Comencé la novela a mediados del 2019 y, cuando estaba escrita casi la mitad, apareció el maldito virus y lo cambió todo: nuestras perspectivas, nuestras rutinas, nuestra vida…

Pensé que el confinamiento me serviría para acabar la novela, pero el encierro me trajo otras ideas, otras necesidades. Y fue entonces cuando di vida a Radio Coronavirus, un programa musical de más de dos horas que estuvo en antena 69 días consecutivos.

Tras el verano, volvió una cierta normalidad laboral, pero no volvieron las rutinas. La tensión, las clases con mascarilla… Volvía a casa mucho más fatigado que de costumbre. Pero, sobre todo, sentía que me costaba reemprender mis rutinas creativas. Era capaz de ponerme a realizar tareas mecanicas y repetitivas, pero era imposible ponerme a crear.

Así que la novela se dilataba en el tiempo y estuve prácticamente todo el 2020 sin tocarla. Cuando encontré las fuerzas para reemprender la historia del inspector Pruna, rehice todo lo que llevaba escrito y cambié la narración de primera a tercera persona. Y entonces sí. Durante la primera mitad del 2021, las páginas fueron recogiendo las angustias y las investigaciones de Miquel Pruna y su equipo.

Sinopsis

Los asesinos en serie proliferan en las novelas y en las películas. Pero en la realidad, lo más habitual es encontrarse con asesinos puntuales, personas normales que, en un momento de su vida y bajo determinadas circunstancias, son capaces de matar. Cualquiera puede convertirse en asesino. Otra cosa es planificar un crimen…

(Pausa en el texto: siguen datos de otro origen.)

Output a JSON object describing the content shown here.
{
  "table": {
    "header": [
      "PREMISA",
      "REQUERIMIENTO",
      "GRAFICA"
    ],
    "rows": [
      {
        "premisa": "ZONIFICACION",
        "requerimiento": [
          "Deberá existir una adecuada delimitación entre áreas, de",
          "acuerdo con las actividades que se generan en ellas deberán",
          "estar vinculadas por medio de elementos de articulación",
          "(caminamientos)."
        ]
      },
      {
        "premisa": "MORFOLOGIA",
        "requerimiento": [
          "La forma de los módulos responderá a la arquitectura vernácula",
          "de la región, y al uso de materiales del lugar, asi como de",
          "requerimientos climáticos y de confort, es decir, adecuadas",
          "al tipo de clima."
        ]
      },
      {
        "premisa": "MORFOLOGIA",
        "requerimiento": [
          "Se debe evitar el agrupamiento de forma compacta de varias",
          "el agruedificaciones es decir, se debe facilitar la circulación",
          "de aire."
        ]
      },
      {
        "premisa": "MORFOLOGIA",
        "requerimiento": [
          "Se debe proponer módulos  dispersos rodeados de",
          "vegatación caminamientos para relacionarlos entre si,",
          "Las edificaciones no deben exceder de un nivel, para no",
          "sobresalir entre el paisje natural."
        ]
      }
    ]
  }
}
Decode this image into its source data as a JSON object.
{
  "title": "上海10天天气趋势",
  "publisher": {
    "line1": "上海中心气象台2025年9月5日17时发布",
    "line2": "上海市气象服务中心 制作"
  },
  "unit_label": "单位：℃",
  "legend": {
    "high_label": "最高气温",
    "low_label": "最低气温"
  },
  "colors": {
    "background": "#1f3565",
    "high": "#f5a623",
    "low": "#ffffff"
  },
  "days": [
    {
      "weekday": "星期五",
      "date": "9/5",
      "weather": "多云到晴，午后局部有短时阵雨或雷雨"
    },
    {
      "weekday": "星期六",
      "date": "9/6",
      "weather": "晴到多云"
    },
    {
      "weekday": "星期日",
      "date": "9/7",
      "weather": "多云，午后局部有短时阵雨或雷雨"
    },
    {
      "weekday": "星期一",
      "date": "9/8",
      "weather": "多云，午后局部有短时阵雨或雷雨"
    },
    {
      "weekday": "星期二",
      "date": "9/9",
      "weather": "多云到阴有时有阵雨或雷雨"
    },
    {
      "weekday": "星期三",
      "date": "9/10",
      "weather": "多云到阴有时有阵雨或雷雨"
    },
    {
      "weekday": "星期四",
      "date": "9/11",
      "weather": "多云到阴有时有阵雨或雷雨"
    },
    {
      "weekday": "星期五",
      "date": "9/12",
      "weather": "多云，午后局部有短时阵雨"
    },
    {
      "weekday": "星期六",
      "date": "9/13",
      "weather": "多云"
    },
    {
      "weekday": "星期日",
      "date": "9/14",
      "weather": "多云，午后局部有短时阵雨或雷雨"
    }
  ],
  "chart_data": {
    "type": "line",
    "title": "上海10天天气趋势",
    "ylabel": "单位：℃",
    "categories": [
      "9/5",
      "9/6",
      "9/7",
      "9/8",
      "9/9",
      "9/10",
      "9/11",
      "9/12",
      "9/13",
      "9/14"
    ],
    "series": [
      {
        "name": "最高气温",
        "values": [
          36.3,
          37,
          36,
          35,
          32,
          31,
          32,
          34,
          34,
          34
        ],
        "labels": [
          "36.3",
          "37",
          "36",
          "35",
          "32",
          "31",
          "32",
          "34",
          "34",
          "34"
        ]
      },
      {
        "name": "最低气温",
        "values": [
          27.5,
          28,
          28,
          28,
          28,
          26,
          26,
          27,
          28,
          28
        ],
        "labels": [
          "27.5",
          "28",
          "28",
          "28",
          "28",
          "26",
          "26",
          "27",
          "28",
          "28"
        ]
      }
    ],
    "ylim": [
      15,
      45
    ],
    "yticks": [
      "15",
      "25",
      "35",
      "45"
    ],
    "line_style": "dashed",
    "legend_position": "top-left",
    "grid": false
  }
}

El inspector de los Mossos d’Esquadra Miquel Pruna recibe una llamada que le llevará a la investigación más especial de su carrera como policía. Su madre ha muerto en la residencia de ancianos donde estaba ingresada junto a los amigos de su cuadrilla. Una defunción en apariencia natural, que pronto destapará una serie de pactos que tienen a la muerte como compromiso ineludible.

Además, Pruna sentirá la necesidad de buscar respuestas al misterio que su madre le planteó poco antes de morir. Eso le llevará a escarbar en algo que odia: el pasado. Y tendrá que retroceder hasta las riadas de 1962 en Gavà para saber una verdad que, como pasa a menudo, duele en el alma.